Al paso de los días, sin embargo, ya no pude pretender que estaba en ningún lado que no fuera exactamente en medio de esa inmensidad aterradoramente azul, caliente y sin sombra. Afortunadamente para mi salud mental había algunas cosas que ver durante la luz del día, además de esa extensión de agua sin fin e inhóspita. Aunque algunas de esas otras cosas tampoco eran muy particularmente agradables, me obligué a mí mismo a mirarlas a través de mi cristal, y a examinarlas de cerca, tanto como las circunstancias me lo permitían y a especular acerca de su naturaleza.

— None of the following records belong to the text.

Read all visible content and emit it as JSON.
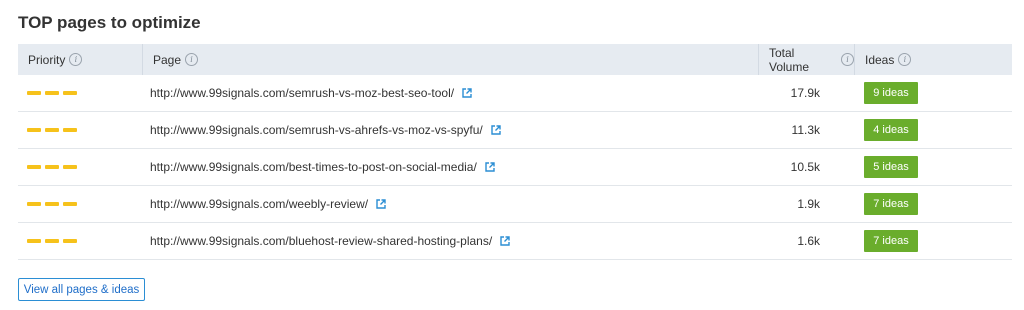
{
  "title": "TOP pages to optimize",
  "columns": {
    "priority": "Priority",
    "page": "Page",
    "volume": "Total Volume",
    "ideas": "Ideas"
  },
  "info_glyph": "i",
  "rows": [
    {
      "url": "http://www.99signals.com/semrush-vs-moz-best-seo-tool/",
      "volume": "17.9k",
      "ideas": "9 ideas"
    },
    {
      "url": "http://www.99signals.com/semrush-vs-ahrefs-vs-moz-vs-spyfu/",
      "volume": "11.3k",
      "ideas": "4 ideas"
    },
    {
      "url": "http://www.99signals.com/best-times-to-post-on-social-media/",
      "volume": "10.5k",
      "ideas": "5 ideas"
    },
    {
      "url": "http://www.99signals.com/weebly-review/",
      "volume": "1.9k",
      "ideas": "7 ideas"
    },
    {
      "url": "http://www.99signals.com/bluehost-review-shared-hosting-plans/",
      "volume": "1.6k",
      "ideas": "7 ideas"
    }
  ],
  "view_all_label": "View all pages & ideas",
  "colors": {
    "priority": "#f6c21b",
    "ideas_button": "#6aad2c",
    "header_bg": "#e6ebf1",
    "link_icon": "#2b8ed4"
  },
  "icons": {
    "info": "info-icon",
    "external_link": "external-link-icon",
    "priority": "priority-dashes-icon"
  }
}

Algunas de las pocas cosas que vi, sabía qué eran, aunque nunca las había visto antes. El pez espada de un color azul plata, más grande que yo, que le gustaba brincar fuera del agua y por un momento bailar sobre su cola. También había allí otro tipo de pez espada, todavía más grande, plano y pardo, con aletas planas a lo largo de su cuerpo, como las alas ondulantes de las ardillas voladoras. Yo reconocí a esos peces por sus trompas inicuas, pues los guerreros de algunas tribus de la costa las usaban como armas. Temí que algunos de esos peces pudieran destrozar mi
acali
con sus espadas o trompas, pero ninguno lo hizo. Otras de las cosas que vi, mientras flotaba en el océano del oeste, eran totalmente desconocidas para mí. Había incontables criaturas pequeñas, con largas aletas que usaban como alas, pues saltaban del agua y se elevaban a distancias prodigiosas. Yo las hubiera tomado por cierta clase de insectos acuáticos, pero uno de ellos cayó en mi canoa, y yo lo agarré y me lo comí casi al instante y sabía a pescado. Había unos grandes peces de un azul grisáceo, inmensos, que me miraban con ojos inteligentes y me sonreían, y eran más simpáticos que amenazantes. Un gran número de ellos acompañaron a mi
acali
por largos períodos y me entretenían haciendo acrobacias en el agua, que practicaban al unísono. Sin embargo, había un pez al que le tenía mucho miedo; el más grande de todos: unos grises muy grandotes, que de vez en cuando emergían, uno o dos, o muchos de ellos, y por medio día, podían flotar perezosamente, alrededor de mí, como si imploraran un poco de aire fresco y un poco de sol, que es una conducta muy rara en un pez. Y lo que todavía hacían que se parecieran menos a un pez, era su tamaño y forma, pues eran las criaturas más grandes de todas las que yo había visto en mi vida. No los culpo, reverendos frailes, si no me creen, pues cada uno de esos monstruos era tan largo como de un extremo al otro de la plaza que está más allá de esta ventana, y cada uno de ellos era ancho y voluminoso, proporcionado a su longitud. Una vez, cuando estaba en el Xoconochco, muchos años antes, me sirvieron una comida que contenía un pescado llamado
yeyemichi
, y el cocinero me dijo que el
yeyemichi
era el pescado más grande del océano. Lo que yo comí en esa ocasión, en verdad que sólo fue un pedacito de esas grandes pirámides nadadoras que veía entonces en el océano del oeste, y ahora siento de todo corazón no haber buscado y conocido, para expresarle mi admiración, a ese hombre heroico o al ejército de hombres, que capturaron y arrastraron a través de las olas, a ese pez.